The only thing that has seen massive boost are harnesses around AI. And AI companies are behind here compared to OSS.

  • Totally agree. It's about getting the right context in at the right time, a big part of which is exposing the AI to the right tools.

    That said, bigger context windows / faster Inference seem really useful.

  • > And AI companies are behind here compared to OSS.

    How so?

    • Every proprietary harness is just proprietary junk without ability to extend it without polluting context. This includes claude-code, gemini-cli, codex etc. They have tools which hardcode the behavior that is impossible to modify, they add tools you may not need that pollute context, they inject an entire textbook's worth of words into the system prompt which pollutes context, they provide zero observability into what the agent is doing when it's launching a subagent as one example.

      They don't provide easy way to use multiple models from multiple providers for varying tasks. One model may be the best thing on earth at one thing, but fail miserably for another. Try orchestrating multiple agents from claude, gemini and codex in any of these proprietary boxes.

      They also... suck at TUI UX. I don't know if it was fixed already, but claude code had flickering issue that was unresolved for more than a year.

      You need to take a very good care of what goes into your context. A black box of proprietary harnesses is not it. Check out pi [1] for example, which is a very minimal harness with really nice extension system. The idea is that you start with barebones and add things that you need for your own goals.
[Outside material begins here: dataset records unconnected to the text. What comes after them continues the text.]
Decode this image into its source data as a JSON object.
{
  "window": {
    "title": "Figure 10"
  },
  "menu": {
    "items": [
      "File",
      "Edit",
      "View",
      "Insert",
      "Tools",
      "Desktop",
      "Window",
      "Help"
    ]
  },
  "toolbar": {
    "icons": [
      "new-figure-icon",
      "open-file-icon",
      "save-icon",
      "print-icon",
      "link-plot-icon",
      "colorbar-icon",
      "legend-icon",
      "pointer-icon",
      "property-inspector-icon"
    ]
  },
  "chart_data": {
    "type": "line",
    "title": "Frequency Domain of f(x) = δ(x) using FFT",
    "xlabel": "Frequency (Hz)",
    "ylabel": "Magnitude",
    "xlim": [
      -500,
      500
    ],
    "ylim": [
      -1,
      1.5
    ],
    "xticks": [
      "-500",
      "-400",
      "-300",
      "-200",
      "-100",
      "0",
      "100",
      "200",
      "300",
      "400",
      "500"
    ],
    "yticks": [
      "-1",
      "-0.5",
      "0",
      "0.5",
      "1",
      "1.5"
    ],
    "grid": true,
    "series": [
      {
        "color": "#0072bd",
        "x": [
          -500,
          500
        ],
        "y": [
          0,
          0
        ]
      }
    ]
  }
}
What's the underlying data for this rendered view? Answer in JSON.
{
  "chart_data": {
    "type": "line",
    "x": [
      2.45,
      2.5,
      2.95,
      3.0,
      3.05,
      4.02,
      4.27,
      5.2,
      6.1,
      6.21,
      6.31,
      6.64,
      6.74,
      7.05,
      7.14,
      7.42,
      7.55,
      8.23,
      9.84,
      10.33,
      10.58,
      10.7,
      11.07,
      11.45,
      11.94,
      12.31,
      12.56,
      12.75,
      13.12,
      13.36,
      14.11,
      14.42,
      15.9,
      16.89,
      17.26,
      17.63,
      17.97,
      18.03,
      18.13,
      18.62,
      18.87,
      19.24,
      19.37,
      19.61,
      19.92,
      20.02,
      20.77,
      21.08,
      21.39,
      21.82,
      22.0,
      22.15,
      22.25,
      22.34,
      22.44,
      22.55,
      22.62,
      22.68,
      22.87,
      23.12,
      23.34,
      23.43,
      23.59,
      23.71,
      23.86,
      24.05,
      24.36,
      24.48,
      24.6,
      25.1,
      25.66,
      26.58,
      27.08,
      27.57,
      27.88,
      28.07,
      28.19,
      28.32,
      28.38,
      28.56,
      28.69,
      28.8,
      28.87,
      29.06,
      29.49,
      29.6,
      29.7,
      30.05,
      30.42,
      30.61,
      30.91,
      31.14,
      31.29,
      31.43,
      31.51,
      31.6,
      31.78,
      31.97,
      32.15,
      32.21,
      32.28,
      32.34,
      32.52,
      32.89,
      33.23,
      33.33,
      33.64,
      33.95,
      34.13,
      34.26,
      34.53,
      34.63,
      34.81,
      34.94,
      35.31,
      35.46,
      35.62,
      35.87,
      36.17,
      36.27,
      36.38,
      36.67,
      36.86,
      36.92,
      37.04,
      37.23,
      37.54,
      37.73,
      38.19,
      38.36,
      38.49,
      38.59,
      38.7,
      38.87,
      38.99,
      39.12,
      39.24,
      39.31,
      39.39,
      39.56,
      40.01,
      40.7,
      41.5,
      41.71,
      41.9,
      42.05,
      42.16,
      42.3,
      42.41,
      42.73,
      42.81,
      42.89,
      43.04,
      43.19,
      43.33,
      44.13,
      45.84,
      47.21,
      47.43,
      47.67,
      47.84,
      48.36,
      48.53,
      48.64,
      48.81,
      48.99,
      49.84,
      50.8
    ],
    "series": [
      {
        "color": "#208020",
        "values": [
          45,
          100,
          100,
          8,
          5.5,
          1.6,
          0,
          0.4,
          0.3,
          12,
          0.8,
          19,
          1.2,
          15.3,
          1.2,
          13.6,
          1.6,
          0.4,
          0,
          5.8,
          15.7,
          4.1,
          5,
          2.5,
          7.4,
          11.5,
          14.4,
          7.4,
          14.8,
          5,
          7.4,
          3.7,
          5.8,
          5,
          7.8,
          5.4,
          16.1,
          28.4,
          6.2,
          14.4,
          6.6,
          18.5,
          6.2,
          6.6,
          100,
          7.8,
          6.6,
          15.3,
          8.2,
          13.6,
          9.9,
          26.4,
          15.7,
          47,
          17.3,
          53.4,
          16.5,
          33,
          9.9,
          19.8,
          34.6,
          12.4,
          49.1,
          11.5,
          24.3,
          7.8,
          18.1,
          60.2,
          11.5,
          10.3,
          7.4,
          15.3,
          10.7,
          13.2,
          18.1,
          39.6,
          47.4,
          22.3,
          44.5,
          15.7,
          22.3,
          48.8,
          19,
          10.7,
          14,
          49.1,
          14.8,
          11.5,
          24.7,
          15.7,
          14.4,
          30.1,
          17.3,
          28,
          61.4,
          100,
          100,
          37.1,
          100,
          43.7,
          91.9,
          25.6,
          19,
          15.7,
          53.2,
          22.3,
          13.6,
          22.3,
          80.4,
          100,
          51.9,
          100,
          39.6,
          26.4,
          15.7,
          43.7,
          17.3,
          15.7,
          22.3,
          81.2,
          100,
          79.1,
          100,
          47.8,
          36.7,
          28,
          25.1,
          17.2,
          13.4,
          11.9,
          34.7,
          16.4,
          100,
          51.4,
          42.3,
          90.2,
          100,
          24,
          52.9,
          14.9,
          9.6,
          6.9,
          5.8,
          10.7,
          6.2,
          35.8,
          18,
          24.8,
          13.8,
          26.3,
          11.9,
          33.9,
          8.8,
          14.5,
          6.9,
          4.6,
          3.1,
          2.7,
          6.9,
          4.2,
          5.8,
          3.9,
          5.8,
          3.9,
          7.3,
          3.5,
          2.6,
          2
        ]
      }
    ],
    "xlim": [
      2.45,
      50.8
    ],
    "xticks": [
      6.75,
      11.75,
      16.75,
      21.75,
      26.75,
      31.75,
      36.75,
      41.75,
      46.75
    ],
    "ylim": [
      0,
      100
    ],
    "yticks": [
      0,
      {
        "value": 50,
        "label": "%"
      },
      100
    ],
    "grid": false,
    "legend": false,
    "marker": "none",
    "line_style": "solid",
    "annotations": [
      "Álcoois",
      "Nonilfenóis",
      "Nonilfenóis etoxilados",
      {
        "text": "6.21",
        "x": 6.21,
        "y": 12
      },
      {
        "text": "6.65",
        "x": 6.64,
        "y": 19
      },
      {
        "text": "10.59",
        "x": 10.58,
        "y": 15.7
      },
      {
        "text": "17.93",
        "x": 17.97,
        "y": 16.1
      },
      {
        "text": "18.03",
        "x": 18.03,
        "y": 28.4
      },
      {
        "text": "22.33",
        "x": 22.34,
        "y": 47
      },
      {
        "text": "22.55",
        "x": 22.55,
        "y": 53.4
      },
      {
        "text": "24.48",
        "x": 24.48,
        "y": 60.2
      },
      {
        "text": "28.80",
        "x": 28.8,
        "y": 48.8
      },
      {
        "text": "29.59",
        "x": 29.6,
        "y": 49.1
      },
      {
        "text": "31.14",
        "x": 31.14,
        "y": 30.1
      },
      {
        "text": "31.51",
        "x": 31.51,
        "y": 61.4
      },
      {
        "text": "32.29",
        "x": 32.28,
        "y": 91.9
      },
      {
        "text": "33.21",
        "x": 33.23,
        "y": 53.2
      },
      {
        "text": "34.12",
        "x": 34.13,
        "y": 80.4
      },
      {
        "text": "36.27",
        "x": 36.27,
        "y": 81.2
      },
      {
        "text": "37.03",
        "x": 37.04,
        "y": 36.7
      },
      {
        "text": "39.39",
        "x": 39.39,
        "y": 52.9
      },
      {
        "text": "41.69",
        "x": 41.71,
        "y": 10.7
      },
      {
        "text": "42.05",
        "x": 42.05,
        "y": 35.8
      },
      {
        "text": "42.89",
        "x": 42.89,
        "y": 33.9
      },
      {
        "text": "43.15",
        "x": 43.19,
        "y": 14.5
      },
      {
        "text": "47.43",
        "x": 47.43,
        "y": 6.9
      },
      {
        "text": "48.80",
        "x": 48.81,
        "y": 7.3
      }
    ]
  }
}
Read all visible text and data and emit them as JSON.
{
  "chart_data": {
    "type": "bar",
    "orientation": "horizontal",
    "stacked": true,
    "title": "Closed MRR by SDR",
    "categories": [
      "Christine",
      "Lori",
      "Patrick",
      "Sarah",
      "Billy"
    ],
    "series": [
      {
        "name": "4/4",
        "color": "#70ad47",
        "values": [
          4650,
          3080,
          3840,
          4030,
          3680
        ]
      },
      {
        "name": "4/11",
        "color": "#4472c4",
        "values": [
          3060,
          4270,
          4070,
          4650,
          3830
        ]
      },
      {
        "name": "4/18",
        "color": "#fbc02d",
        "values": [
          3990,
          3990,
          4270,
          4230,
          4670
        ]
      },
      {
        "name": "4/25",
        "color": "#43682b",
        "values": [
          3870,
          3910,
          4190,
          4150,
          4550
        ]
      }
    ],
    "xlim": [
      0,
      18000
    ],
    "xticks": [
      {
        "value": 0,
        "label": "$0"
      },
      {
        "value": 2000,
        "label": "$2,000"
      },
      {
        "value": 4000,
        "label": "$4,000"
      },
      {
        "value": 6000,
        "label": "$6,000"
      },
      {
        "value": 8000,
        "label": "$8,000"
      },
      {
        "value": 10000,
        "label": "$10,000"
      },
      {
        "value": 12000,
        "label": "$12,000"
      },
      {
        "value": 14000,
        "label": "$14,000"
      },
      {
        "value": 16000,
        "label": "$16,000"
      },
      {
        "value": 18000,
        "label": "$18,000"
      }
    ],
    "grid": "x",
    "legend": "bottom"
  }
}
      claude-code HAS to have all these bells and whistles that pollute context to support larger audiences that can't tinker with it. If you have the ability to only pull in only what you need and extend things in a way that works for your workflow, you'll always get the best experience. And claude-code may never be that without making it complicated for the masses. OSS will always win here.

      [1] https://github.com/badlogic/pi-mono

      2 replies →

You are assuming that superintelligent AI will follow every command of users outside the labs.

  • I mean, the model itself is just sitting there, waiting to be prompted. The labs try to embed safeguards but they don't know (nor do any of us know) how to make a foolproof safeguard for an AI system. We don't understand how AI even thinks.

Not if they can leverage their superior abundance of compute/intelligence to invade other industries.